Incontinence, which is the inability to control bowel and bladder functions, is also often associated with the pelvic health muscles. One in three women and most men after prostate removal experience incontinence. 

Ashley Kiely says, “Pelvic floor rehabilitation can help address these issues by improving pelvic floor muscle strength, coordination, power, and endurance.” Treatment of this condition by a pelvic floor PT includes:

  • Breathing patterns
  • Coughing patterns
  • Education on lifestyle changes
  • Instruction on key goals for the treatment

What to Expect During Your First Pelvic Health Exam

Sandi says, “Seeing a pelvic health PT begins with a basic orthopedic evaluation and examination of the pelvic floor muscles. It typically does involve an internal exam that is performed without the use of a speculum used by OB/GYNs.” The exam is always geared toward the individual comfort level of each patient. 
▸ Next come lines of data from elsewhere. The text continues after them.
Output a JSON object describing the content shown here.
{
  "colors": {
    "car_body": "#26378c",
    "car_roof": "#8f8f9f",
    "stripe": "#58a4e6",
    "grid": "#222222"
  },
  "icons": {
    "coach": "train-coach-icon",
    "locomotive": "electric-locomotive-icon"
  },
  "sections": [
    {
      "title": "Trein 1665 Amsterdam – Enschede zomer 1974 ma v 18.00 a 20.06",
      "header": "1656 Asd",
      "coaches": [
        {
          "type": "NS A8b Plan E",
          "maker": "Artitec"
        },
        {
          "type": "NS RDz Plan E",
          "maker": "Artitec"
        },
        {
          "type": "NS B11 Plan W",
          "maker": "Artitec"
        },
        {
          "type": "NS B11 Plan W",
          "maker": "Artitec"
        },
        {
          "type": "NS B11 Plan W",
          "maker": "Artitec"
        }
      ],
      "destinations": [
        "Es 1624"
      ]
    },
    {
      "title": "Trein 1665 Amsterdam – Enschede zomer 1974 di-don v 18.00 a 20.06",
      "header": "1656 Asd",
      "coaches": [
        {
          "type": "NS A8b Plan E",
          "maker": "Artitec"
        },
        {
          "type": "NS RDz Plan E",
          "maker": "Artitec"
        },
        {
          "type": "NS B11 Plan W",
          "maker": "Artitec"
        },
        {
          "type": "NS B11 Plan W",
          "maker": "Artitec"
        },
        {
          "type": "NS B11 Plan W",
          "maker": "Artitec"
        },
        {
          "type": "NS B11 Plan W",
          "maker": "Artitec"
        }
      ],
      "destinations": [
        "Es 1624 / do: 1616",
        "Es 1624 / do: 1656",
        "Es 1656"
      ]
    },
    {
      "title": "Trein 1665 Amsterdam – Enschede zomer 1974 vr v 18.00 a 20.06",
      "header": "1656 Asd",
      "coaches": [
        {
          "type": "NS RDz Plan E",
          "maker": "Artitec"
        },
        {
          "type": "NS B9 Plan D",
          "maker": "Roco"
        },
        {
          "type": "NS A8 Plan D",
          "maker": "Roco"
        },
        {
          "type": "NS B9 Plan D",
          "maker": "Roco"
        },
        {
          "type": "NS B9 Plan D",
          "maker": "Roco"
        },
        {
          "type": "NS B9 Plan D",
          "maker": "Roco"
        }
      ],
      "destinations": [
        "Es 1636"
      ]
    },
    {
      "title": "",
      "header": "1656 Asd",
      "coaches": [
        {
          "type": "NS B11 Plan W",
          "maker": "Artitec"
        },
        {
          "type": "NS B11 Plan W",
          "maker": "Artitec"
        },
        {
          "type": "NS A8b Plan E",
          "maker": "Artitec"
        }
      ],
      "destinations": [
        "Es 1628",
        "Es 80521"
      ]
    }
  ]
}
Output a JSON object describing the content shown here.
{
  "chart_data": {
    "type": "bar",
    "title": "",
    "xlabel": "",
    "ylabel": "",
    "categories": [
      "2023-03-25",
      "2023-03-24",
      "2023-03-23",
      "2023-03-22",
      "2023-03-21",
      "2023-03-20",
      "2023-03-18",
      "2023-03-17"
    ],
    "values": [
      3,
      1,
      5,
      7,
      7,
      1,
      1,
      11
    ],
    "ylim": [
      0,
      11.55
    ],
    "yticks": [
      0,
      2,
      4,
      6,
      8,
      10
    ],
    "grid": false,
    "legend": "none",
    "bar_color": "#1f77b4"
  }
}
Your physical therapist will learn more about your symptoms during this visit. You may undergo certain movements and exercises to determine the strength and coordination of your pelvic floor muscles. This could include:

  • Biofeedback to check the contraction of your pelvic floor muscles
  • Electrical stimulation to ease muscle spasms and pelvic pain
  • Kegels to relax and contract the pelvic floor muscles
  • Trigger point therapy that puts pressure on the body to loosen tight muscles

Each patient receives a home exercise plan to continue the good work to improve your health at home. Treatment plans are highly individualized because everyone’s healthy journey is different, but you can count on having both internal and external therapies designed to strengthen your pelvic floor and alleviate the symptoms you’re having. The goal is to ease symptoms so that you can get back to your normal routine.

Sandi says, “Seeing a pelvic health therapist includes being educated about your condition and your body, leaving you with a new sense of empowerment and comfort.”